أَوَّلُ مَنْ بَدَأَ بِالْخُطْبَةِ يَوْمَ الْعِيدِ قَبْلَ الصَّلَاةِ مَرْوَانُ فَقَامَ إِلَيْهِ رَجُلٌ فَقَالَ الصَّلَاةُ قَبْلَ الْخُطْبَةِ فَقَالَ قَدْ تُرِكَ مَا هُنَالِكَ فَقَالَ أَبُو سَعِيدٍ أَمَّا هَذَا فَقَدْ قَضَى مَا عَلَيْهِ سَمِعْتُ رَسُولَ اللَّهِ صَلَّى اللَّهُ عَلَيْهِ وَسَلَّمَ يَقُولُ مَنْ رَأَى مِنْكُمْ مُنْكَرًا فَلْيُغَيِّرْهُ بِيَدِهِ فَإِنْ لَمْ يَسْتَطِعْ فَبِلِسَانِهِ فَإِنْ لَمْ يَسْتَطِعْ فَبِقَلْبِهِ وَذَلِكَ أَضْعَفُ الْإِيمَانِ

“Orang pertama yang berkhuthbah pada Hari Raya sebelum shalat Hari Raya didirikan ialah Marwan. Lalu seorang lelaki berdiri dan berkata kepadanya, “Shalat Hari Raya itu hendaknya dilakukan sebelum membaca khuthbah!”

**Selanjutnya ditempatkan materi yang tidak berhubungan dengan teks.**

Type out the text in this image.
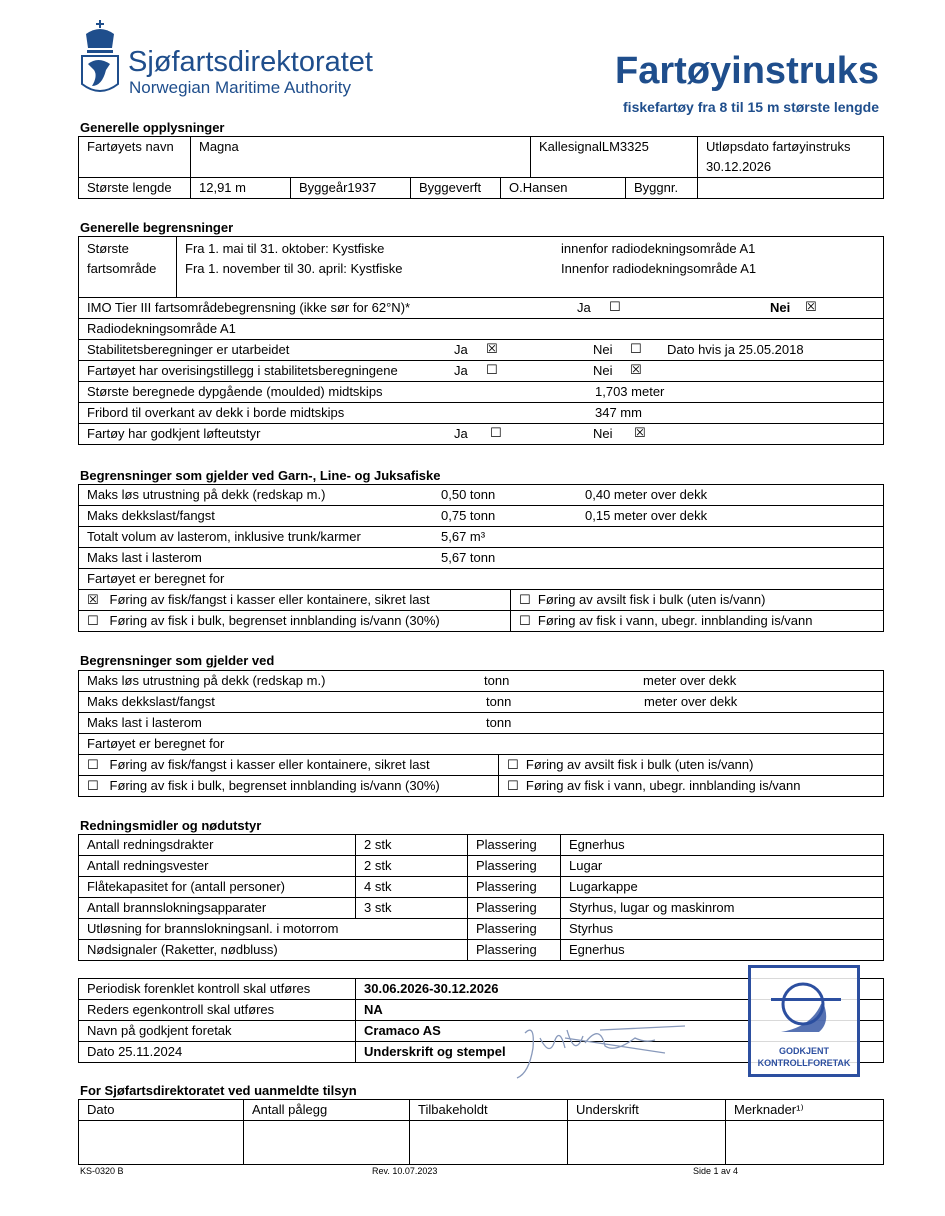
Sjøfartsdirektoratet
Norwegian Maritime Authority	Fartøyinstruks
fiskefartøy fra 8 til 15 m største lengde
Generelle opplysninger
Fartøyets navn	Magna	KallesignalLM3325	Utløpsdato fartøyinstruks
30.12.2026
Største lengde	12,91 m	Byggeår1937	Byggeverft	O.Hansen	Byggnr.
Generelle begrensninger
Største
fartsområde
Fra 1. mai til 31. oktober: Kystfiske	innenfor radiodekningsområde A1
Fra 1. november til 30. april: Kystfiske	Innenfor radiodekningsområde A1
IMO Tier III fartsområdebegrensning (ikke sør for 62°N)*	Ja ☐	Nei ☒
Radiodekningsområde A1
Stabilitetsberegninger er utarbeidet	Ja ☒	Nei ☐ Dato hvis ja 25.05.2018
Fartøyet har overisingstillegg i stabilitetsberegningene	Ja ☐	Nei ☒
Største beregnede dypgående (moulded) midtskips	1,703 meter
Fribord til overkant av dekk i borde midtskips	347 mm
Fartøy har godkjent løfteutstyr	Ja ☐	Nei ☒
Begrensninger som gjelder ved Garn-, Line- og Juksafiske
Maks løs utrustning på dekk (redskap m.)	0,50 tonn	0,40 meter over dekk
Maks dekkslast/fangst	0,75 tonn	0,15 meter over dekk
Totalt volum av lasterom, inklusive trunk/karmer	5,67 m³
Maks last i lasterom	5,67 tonn
Fartøyet er beregnet for
☒ Føring av fisk/fangst i kasser eller kontainere, sikret last	☐ Føring av avsilt fisk i bulk (uten is/vann)
☐ Føring av fisk i bulk, begrenset innblanding is/vann (30%)	☐ Føring av fisk i vann, ubegr. innblanding is/vann
Begrensninger som gjelder ved
Maks løs utrustning på dekk (redskap m.)	tonn	meter over dekk
Maks dekkslast/fangst	tonn	meter over dekk
Maks last i lasterom	tonn
Fartøyet er beregnet for
☐ Føring av fisk/fangst i kasser eller kontainere, sikret last	☐ Føring av avsilt fisk i bulk (uten is/vann)
☐ Føring av fisk i bulk, begrenset innblanding is/vann (30%)	☐ Føring av fisk i vann, ubegr. innblanding is/vann
Redningsmidler og nødutstyr
Antall redningsdrakter	2 stk	Plassering	Egnerhus
Antall redningsvester	2 stk	Plassering	Lugar
Flåtekapasitet for (antall personer)	4 stk	Plassering	Lugarkappe
Antall brannslokningsapparater	3 stk	Plassering	Styrhus, lugar og maskinrom
Utløsning for brannslokningsanl. i motorrom	Plassering	Styrhus
Nødsignaler (Raketter, nødbluss)	Plassering	Egnerhus
Periodisk forenklet kontroll skal utføres	30.06.2026-30.12.2026
Reders egenkontroll skal utføres	NA
Navn på godkjent foretak	Cramaco AS
Dato 25.11.2024	Underskrift og stempel	GODKJENT
KONTROLLFORETAK
For Sjøfartsdirektoratet ved uanmeldte tilsyn
Dato	Antall pålegg	Tilbakeholdt	Underskrift	Merknader¹⁾
KS-0320 B	Rev. 10.07.2023	Side 1 av 4
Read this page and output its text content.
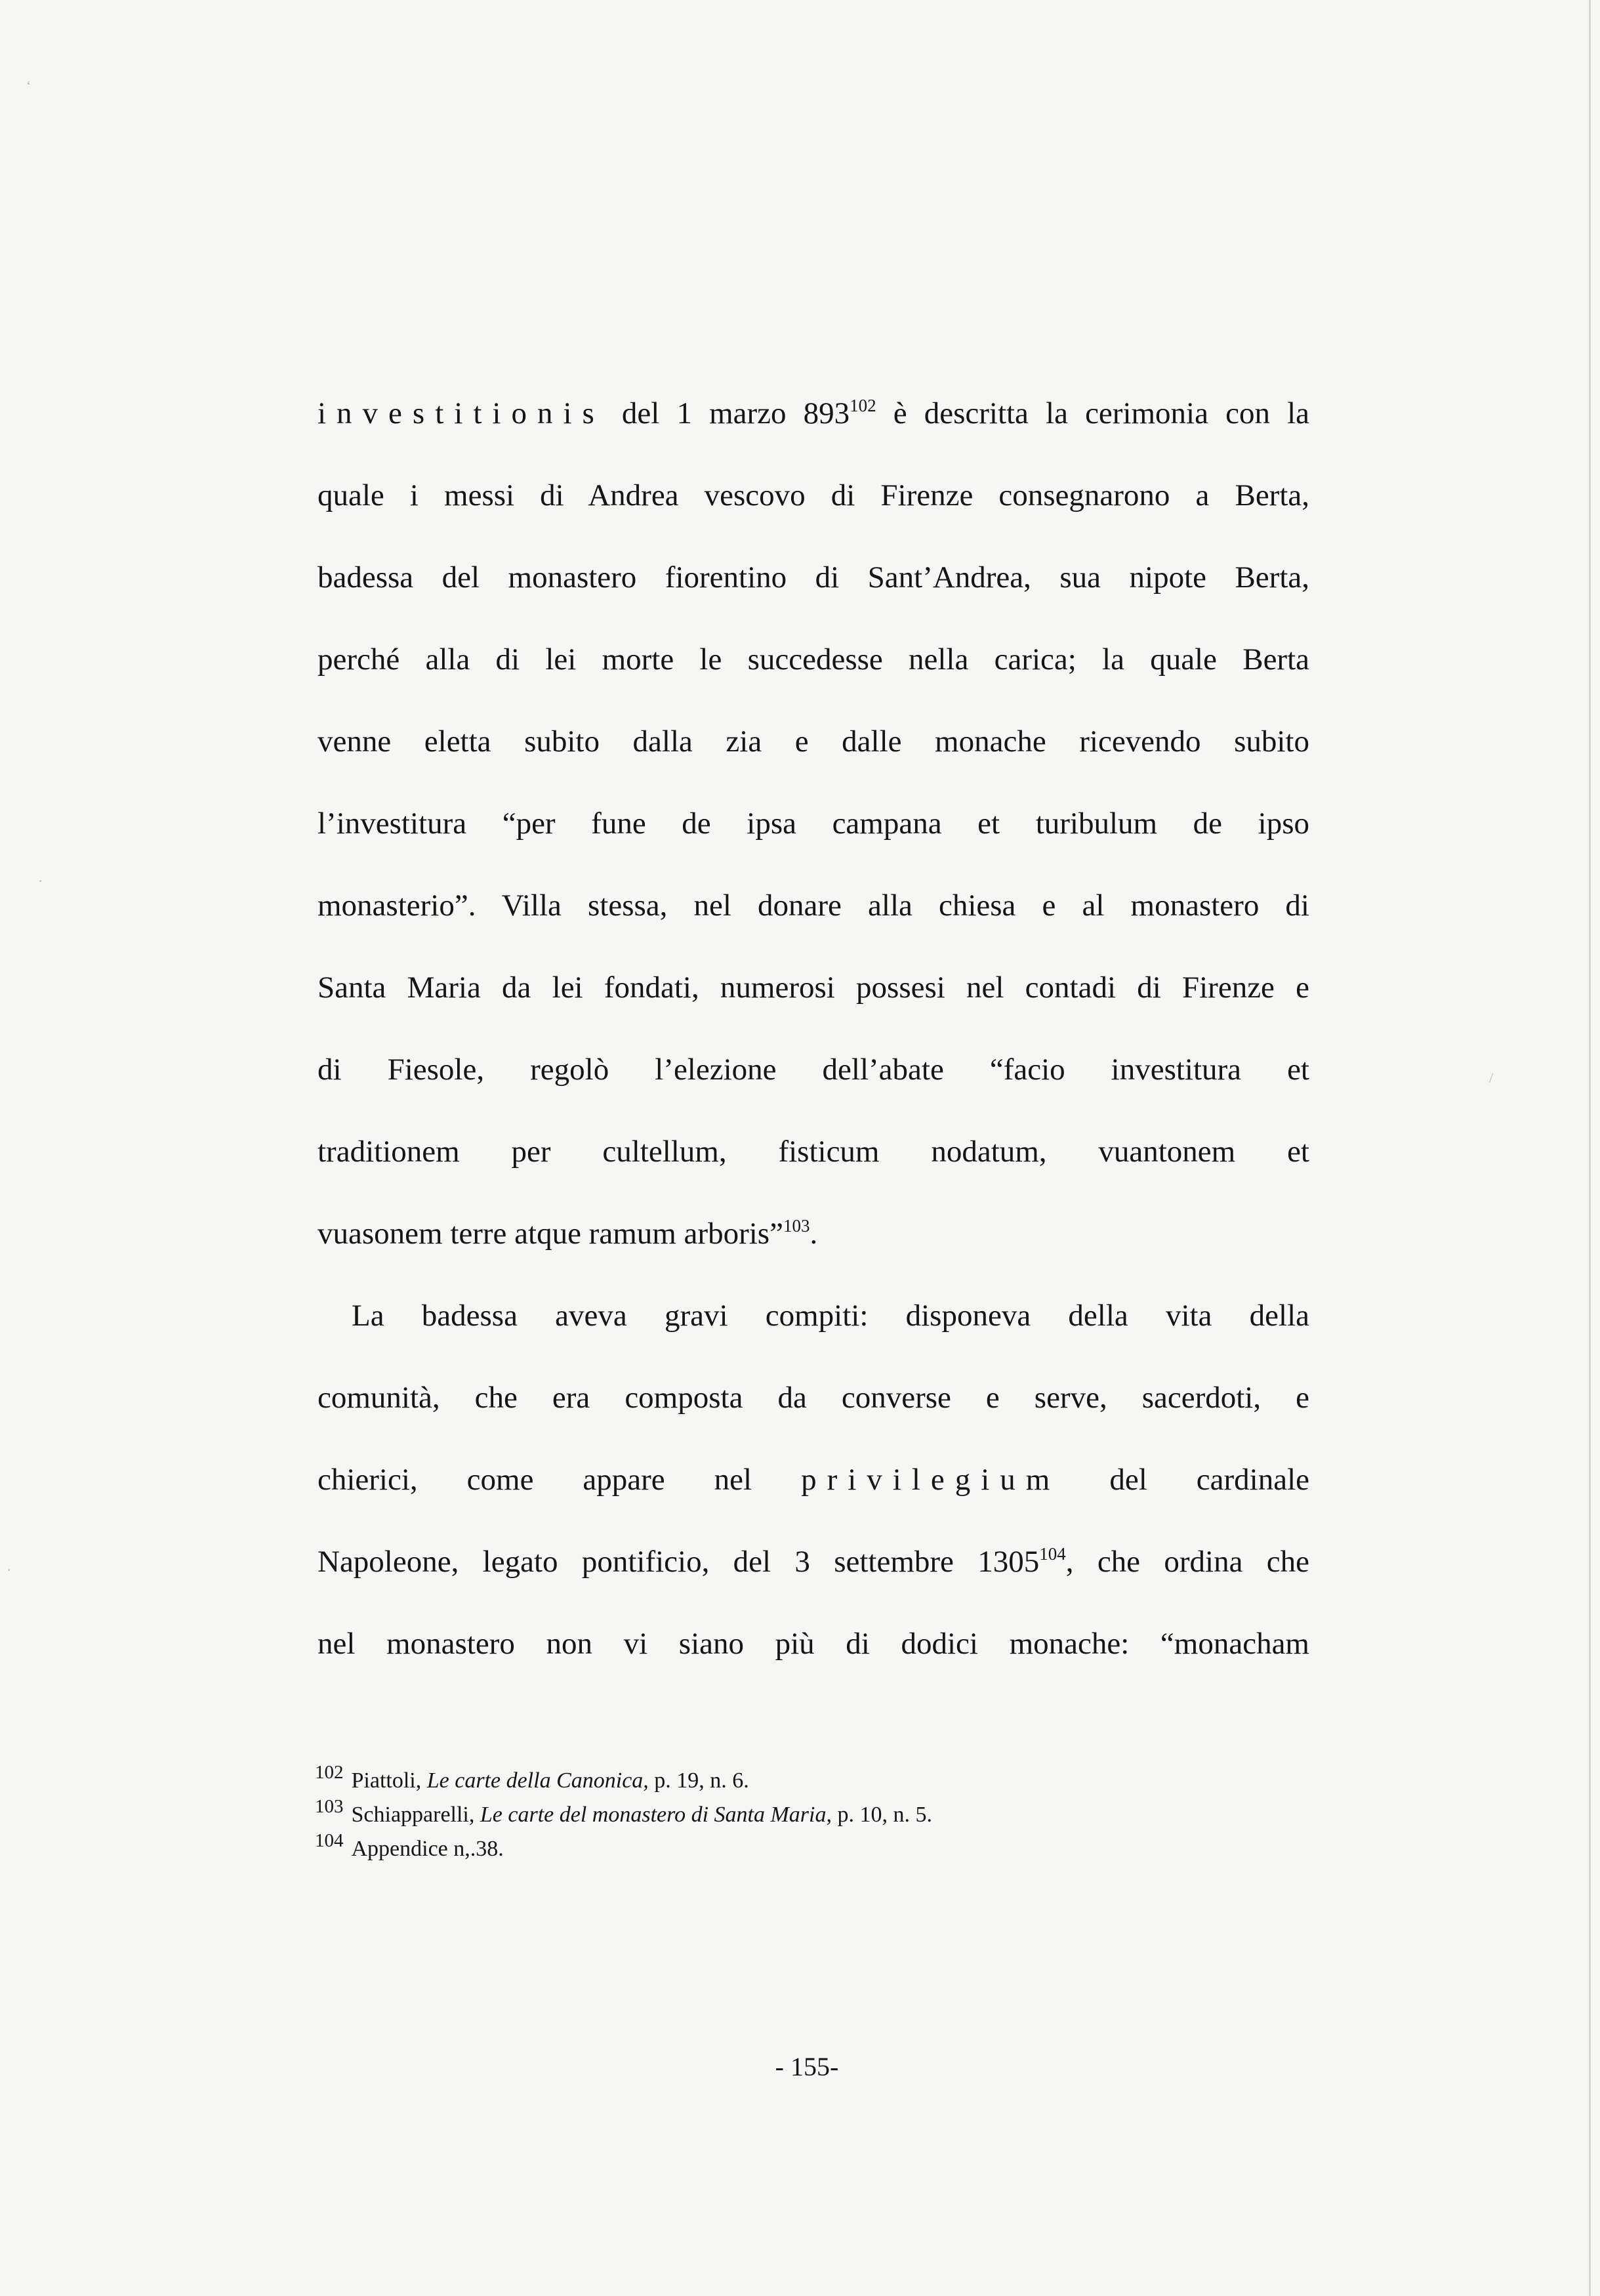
‘
·
·
/
investitionis del 1 marzo $893^{102}$ è descritta la cerimonia con la
quale i messi di Andrea vescovo di Firenze consegnarono a Berta,
badessa del monastero fiorentino di Sant’Andrea, sua nipote Berta,
perché alla di lei morte le succedesse nella carica; la quale Berta
venne eletta subito dalla zia e dalle monache ricevendo subito
l’investitura “per fune de ipsa campana et turibulum de ipso
monasterio”. Villa stessa, nel donare alla chiesa e al monastero di
Santa Maria da lei fondati, numerosi possesi nel contadi di Firenze e
di Fiesole, regolò l’elezione dell’abate “facio investitura et
traditionem per cultellum, fisticum nodatum, vuantonem et
vuasonem terre atque ramum arboris”$^{103}$.
La badessa aveva gravi compiti: disponeva della vita della
comunità, che era composta da converse e serve, sacerdoti, e
chierici, come appare nel privilegium del cardinale
Napoleone, legato pontificio, del 3 settembre 1305$^{104}$, che ordina che
nel monastero non vi siano più di dodici monache: “monacham
102 Piattoli, Le carte della Canonica, p. 19, n. 6.
103 Schiapparelli, Le carte del monastero di Santa Maria, p. 10, n. 5.
104 Appendice n,.38.
- 155-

Marwan menjawab, “Sungguh, apa yang ada dalam khuthbah sudah banyak ditinggalkan.” Kemudian Abu Said berkata, “Sungguh, orang ini [laki-laki yang menegur Marwan] telah memutuskan [melakukan] sebagaimana yang pernah aku dengar dari Rasulullah shallallahu alaihi wa sallam, bersabda: “Barang siapa di antara kamu melihat kemungkaran hendaklah ia mencegah kemungkaran itu dengan tangannya. jika tidak mampu, hendaklah mencegahnya dengan lisan, jika tidak mampu juga, hendaklah ia mencegahnya dengan hatinya. Itulah selemah-lemah iman.” (H.R. Muslim).

Dalam kisah lain disebutkan Umarah bin Ruaibah, bahwa ia melihat Bisyr bin Marwan mengangkat kedua tangannya ketika di atas mimbar, lalu ia (‘Umarah) berkata kepadanya:

قَبَّحَ اللَّهُ هَاتَيْنِ الْيَدَيْنِ لَقَدْ رَأَيْتُ رَسُولَ اللَّهِ صَلَّى اللَّهُ عَلَيْهِ وَسَلَّمَ مَا يَزِيدُ عَلَى أَنْ يَقُولَ بِيَدِهِ هَكَذَا وَأَشَارَ بِإِصْبَعِهِ الْمُسَبِّحَةِ

“Semoga Allah memburukkan kedua tanganmu ini. Sungguh aku telah melihat Rasulullah Shalallahu ‘Alaihi wa Sallam tidak melebihkan tatkala sedang berdo’a selain seperti ini, sambil mengangkat jari telunjuknya.” (HR. Muslim, Abu Daud dan At Tirmidzi). 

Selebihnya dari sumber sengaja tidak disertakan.